Data Facilities

Currently Rubin mainly has 3 Data Facilities (DF): USDF (SLAC), FrDF (IN2P3) and UKDF (LANCS and RAL). These 3 DFs are fully operational with storages and computing resources. Here we will only introduce the computing resources attached in PanDA system. In addition, a Google based Interim Data Facility (IDF) is also availale. Currently IDF doesn’t run jobs. However, users can login to IDF to submit jobs.

General

In the table below, the minRSS and maxRSS means the range of required memory. RSS(resident set size) is the portion of memory occupied by a process that is held in main memory (RAM). BPS requestMemory will be mapped to RSS requirements in PanDA. For example, for a Rubin job with “requestMemory: 5000” (5000MB), PanDA will schedule the job to <site>_Rubin_medium which has minRSS 4GB and maxRSS 8GB.

The PanDA system uses pilot to manage user jobs. A pilot is a wrapper or an agent which manages to setup pre-environment, monitor the user jobs, upload logs to global storages and manages other site specific settings. The PanDA system uses Harvester to manage the pilots. It can work with pull and push mode (See Overview).

The concept behind the definitions of the PanDA queues at <site> is for efficient use of the slurm cluster, to balance time efficiency for quick jobs with memory efficiency for large memory job.

There is another special queue <site>_Rubin_Merge, its memory range is from 0GB to 500GB (The maximum memory one machine at SLAC can provide). Because of its special requirements, this is the only queue that currently must be specified by name. Internally, it is defined as “brokeroff” which means PanDA does not use the job requirements to match to a queue. Instead this queue only accepts jobs that have requested the queue by name.

PanDA queues

There are 6 PanDA production queues and 1 test queue at every site.

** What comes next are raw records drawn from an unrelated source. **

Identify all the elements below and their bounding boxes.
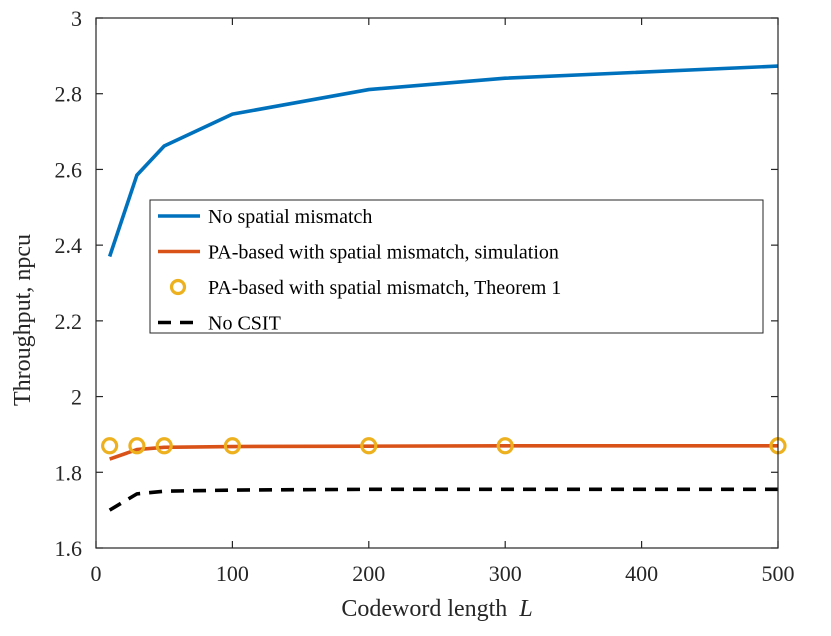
x-tick-label-2: 200 <box>352 561 385 586</box>
series-2-marker-2 <box>155 437 173 455</box>
y-tick-label-1: 1.8 <box>55 460 83 485</box>
legend-label-0: No spatial mismatch <box>208 206 372 228</box>
axes-box <box>95 17 779 549</box>
y-tick-label-3: 2.2 <box>55 309 83 334</box>
series-2-marker-1 <box>128 437 146 455</box>
x-tick-label-5: 500 <box>762 561 795 586</box>
y-tick-label-5: 2.6 <box>55 157 83 182</box>
y-tick-label-6: 2.8 <box>55 82 83 107</box>
legend-swatch-2 <box>169 278 187 296</box>
legend-label-1: PA-based with spatial mismatch, simulati… <box>208 242 559 264</box>
y-tick-label-7: 3 <box>71 6 82 31</box>
axes-layer <box>95 17 779 549</box>
x-axis-label-text: Codeword length <box>341 596 507 622</box>
x-tick-label-3: 300 <box>489 561 522 586</box>
x-tick-label-1: 100 <box>216 561 249 586</box>
x-tick-label-0: 0 <box>91 561 102 586</box>
series-layer <box>101 64 787 512</box>
legend-box <box>149 199 764 334</box>
y-tick-label-0: 1.6 <box>55 536 83 561</box>
legend-label-2: PA-based with spatial mismatch, Theorem … <box>208 277 561 299</box>
series-2-marker-3 <box>223 437 241 455</box>
series-3-line <box>108 487 778 512</box>
x-axis-label-variable: L <box>518 596 532 622</box>
y-axis-label: Throughput, npcu <box>10 234 36 406</box>
y-tick-label-2: 2 <box>71 385 82 410</box>
series-1-line <box>109 443 778 461</box>
legend-label-3: No CSIT <box>208 313 281 335</box>
legend: No spatial mismatch PA-based with spatial… <box>149 199 764 335</box>
series-0-line <box>107 64 779 258</box>
series-2-marker-5 <box>496 437 514 455</box>
x-tick-label-4: 400 <box>625 561 658 586</box>
series-2-marker-0 <box>101 437 119 455</box>
series-2-marker-4 <box>360 437 378 455</box>
x-axis-label: Codeword length L <box>341 596 532 622</box>
y-tick-label-4: 2.4 <box>55 233 83 258</box>
ticks-layer: 0 100 200 300 400 500 1.6 1.8 2 2.2 2.4 2.6 2.8 3 <box>55 6 795 586</box>
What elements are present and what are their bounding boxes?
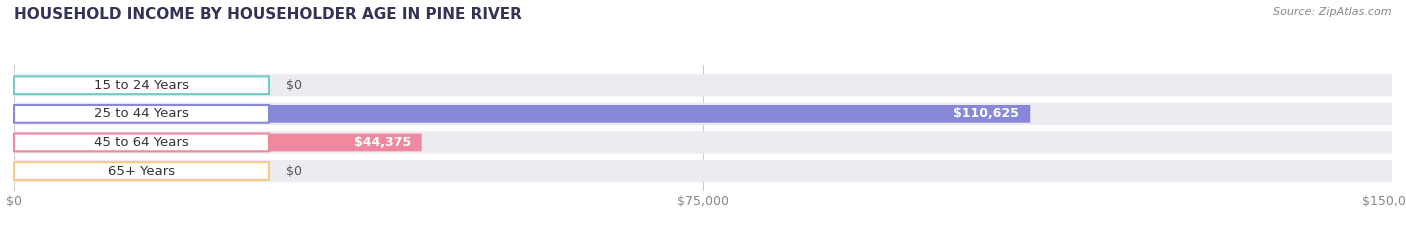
FancyBboxPatch shape xyxy=(14,74,1392,96)
FancyBboxPatch shape xyxy=(14,76,231,94)
FancyBboxPatch shape xyxy=(14,105,1031,123)
FancyBboxPatch shape xyxy=(14,103,1392,125)
Text: Source: ZipAtlas.com: Source: ZipAtlas.com xyxy=(1274,7,1392,17)
Text: HOUSEHOLD INCOME BY HOUSEHOLDER AGE IN PINE RIVER: HOUSEHOLD INCOME BY HOUSEHOLDER AGE IN P… xyxy=(14,7,522,22)
Text: $0: $0 xyxy=(285,164,301,178)
Text: 25 to 44 Years: 25 to 44 Years xyxy=(94,107,188,120)
Text: 65+ Years: 65+ Years xyxy=(108,164,176,178)
Text: $44,375: $44,375 xyxy=(353,136,411,149)
Text: 15 to 24 Years: 15 to 24 Years xyxy=(94,79,188,92)
FancyBboxPatch shape xyxy=(14,162,231,180)
FancyBboxPatch shape xyxy=(14,160,1392,182)
FancyBboxPatch shape xyxy=(14,134,269,151)
Text: 45 to 64 Years: 45 to 64 Years xyxy=(94,136,188,149)
FancyBboxPatch shape xyxy=(14,105,269,123)
Text: $110,625: $110,625 xyxy=(953,107,1019,120)
FancyBboxPatch shape xyxy=(14,162,269,180)
Text: $0: $0 xyxy=(285,79,301,92)
FancyBboxPatch shape xyxy=(14,76,269,94)
FancyBboxPatch shape xyxy=(14,131,1392,154)
FancyBboxPatch shape xyxy=(14,134,422,151)
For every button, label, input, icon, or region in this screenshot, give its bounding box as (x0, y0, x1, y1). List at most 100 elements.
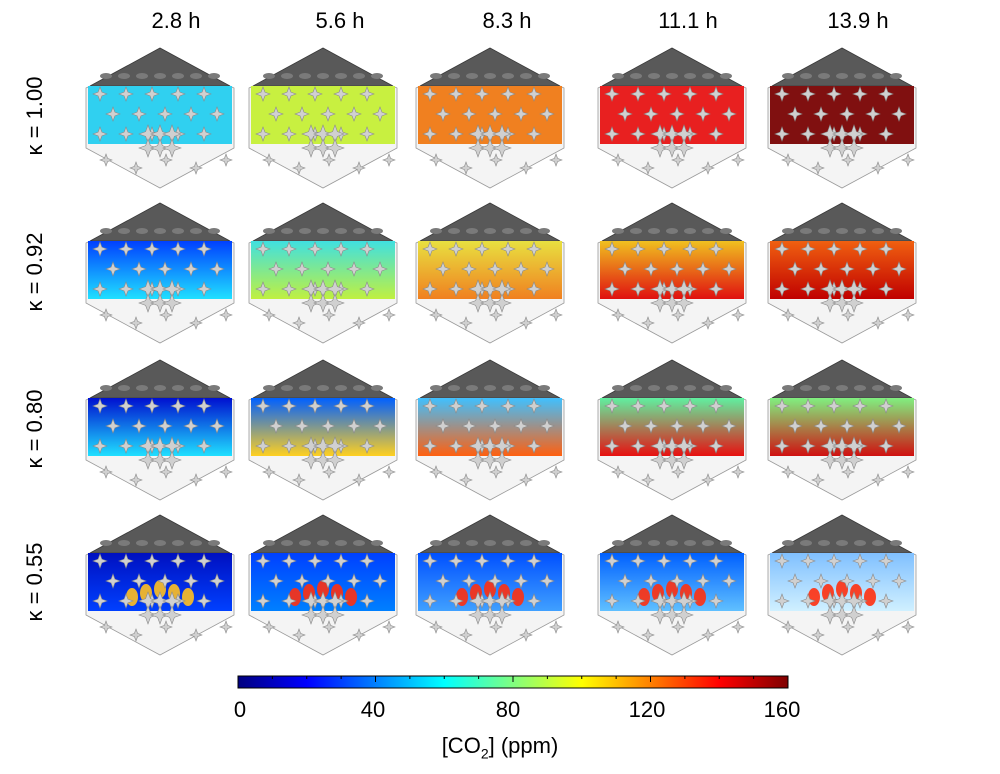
pore-junction (313, 293, 333, 313)
pore-junction (468, 450, 488, 470)
pore-junction (650, 591, 670, 611)
pore-junction (150, 138, 170, 158)
panel-r2-c2 (248, 202, 398, 344)
pore-junction (461, 573, 477, 589)
pore-junction (500, 553, 516, 569)
pore-junction (92, 126, 108, 142)
pore-junction (617, 106, 633, 122)
pore-junction (352, 473, 366, 487)
pore-junction (641, 161, 655, 175)
pore-junction (630, 438, 646, 454)
panel-r3-c3 (415, 359, 565, 501)
pore-junction (281, 86, 297, 102)
panel-r3-c1 (85, 359, 235, 501)
pore-junction (301, 605, 321, 625)
pore-junction (721, 418, 737, 434)
top-face (771, 202, 913, 242)
pore-junction (611, 465, 625, 479)
pore-junction (800, 126, 816, 142)
pore-junction (346, 106, 362, 122)
pore-junction (852, 398, 868, 414)
pore-junction (852, 241, 868, 257)
pore-junction (839, 418, 855, 434)
pore-junction (832, 450, 852, 470)
pore-junction (325, 138, 345, 158)
pore-junction (650, 450, 670, 470)
pore-junction (131, 418, 147, 434)
pore-junction (219, 153, 233, 167)
pore-junction (313, 591, 333, 611)
pore-junction (131, 106, 147, 122)
pore-junction (170, 553, 186, 569)
pore-junction (487, 418, 503, 434)
pore-junction (871, 473, 885, 487)
pore-junction (138, 279, 158, 299)
pore-junction (301, 591, 321, 611)
pore-junction (219, 620, 233, 634)
pore-junction (162, 591, 182, 611)
pore-junction (468, 138, 488, 158)
pore-junction (346, 573, 362, 589)
pore-junction (549, 308, 563, 322)
pore-junction (787, 261, 803, 277)
pore-junction (183, 418, 199, 434)
pore-junction (138, 436, 158, 456)
pore-junction (118, 593, 134, 609)
pore-junction (492, 436, 512, 456)
pore-junction (695, 573, 711, 589)
pore-junction (656, 553, 672, 569)
pore-junction (255, 438, 271, 454)
pore-junction (255, 86, 271, 102)
pore-junction (359, 553, 375, 569)
pore-junction (539, 573, 555, 589)
pore-junction (150, 436, 170, 456)
panel-r4-c3 (415, 514, 565, 656)
pore-junction (891, 261, 907, 277)
pore-junction (774, 553, 790, 569)
pore-junction (480, 138, 500, 158)
pore-junction (604, 398, 620, 414)
pore-junction (292, 316, 306, 330)
pore-junction (382, 620, 396, 634)
pore-junction (708, 553, 724, 569)
pore-junction (781, 308, 795, 322)
pore-junction (841, 153, 855, 167)
pore-junction (196, 553, 212, 569)
pore-junction (422, 398, 438, 414)
pore-junction (448, 593, 464, 609)
pore-junction (118, 281, 134, 297)
pore-junction (461, 106, 477, 122)
pore-junction (820, 279, 840, 299)
pore-junction (662, 450, 682, 470)
pore-junction (839, 261, 855, 277)
pore-junction (701, 161, 715, 175)
pore-junction (157, 261, 173, 277)
top-face (419, 202, 561, 242)
pore-junction (878, 86, 894, 102)
pore-junction (468, 293, 488, 313)
pore-junction (138, 591, 158, 611)
pore-junction (359, 438, 375, 454)
pore-junction (682, 553, 698, 569)
pore-junction (150, 450, 170, 470)
pore-junction (281, 241, 297, 257)
pore-junction (157, 106, 173, 122)
pore-junction (429, 620, 443, 634)
pore-junction (313, 436, 333, 456)
pore-junction (118, 126, 134, 142)
pore-junction (468, 279, 488, 299)
pore-junction (811, 316, 825, 330)
pore-junction (774, 241, 790, 257)
pore-junction (333, 241, 349, 257)
pore-junction (480, 436, 500, 456)
pore-junction (346, 418, 362, 434)
pore-junction (813, 418, 829, 434)
pore-junction (422, 241, 438, 257)
pore-junction (157, 573, 173, 589)
pore-junction (549, 153, 563, 167)
pore-junction (800, 438, 816, 454)
pore-junction (159, 153, 173, 167)
pore-junction (674, 138, 694, 158)
top-face (601, 359, 743, 399)
pore-junction (209, 418, 225, 434)
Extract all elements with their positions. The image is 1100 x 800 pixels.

The table below listed the PanDA queues and their corresponding attributes.

The <site> can be SLAC (USDF), CC-IN2P3 (FrDF) and LANCS (UKDF).

<site>_TEST is a PanDA/IDDS developer queue in which there are no guarantees about stability and uptimes and as such should not be used for regular runs

PanDA Queues

PanDA Queue

minRSS

maxRSS

Harvester mode

Brokerage

<site>_Rubin

0GB

4GB

pull

on

<site>_Rubin_Medium

4GB

8GB

pull

on

<site>_Rubin_Himem

8GB

16GB

pull

on

<site>_Rubin_Big_Himem

16GB

32GB

pull

on

<site>_Rubin_Extra_Himem

32GB

500GB

push

on

<site>_Rubin_merge

0GB

500GB

push

off

<site>_Test

0GB

4GB

pull

off

For SLAC_Rubin_Extra_Himem and SLAC_Rubin_merge, the maxRSS is 500 GB based on the site settings.

For LANCS_Rubin_Extra_Himem and LANCS_Rubin_merge, the maxRSS is 192 GB based on the site settings.

For CC-IN2P3_Rubin_Extra_Himem and CC-IN2P3_Rubin_merge, the maxRSS is unknown currently.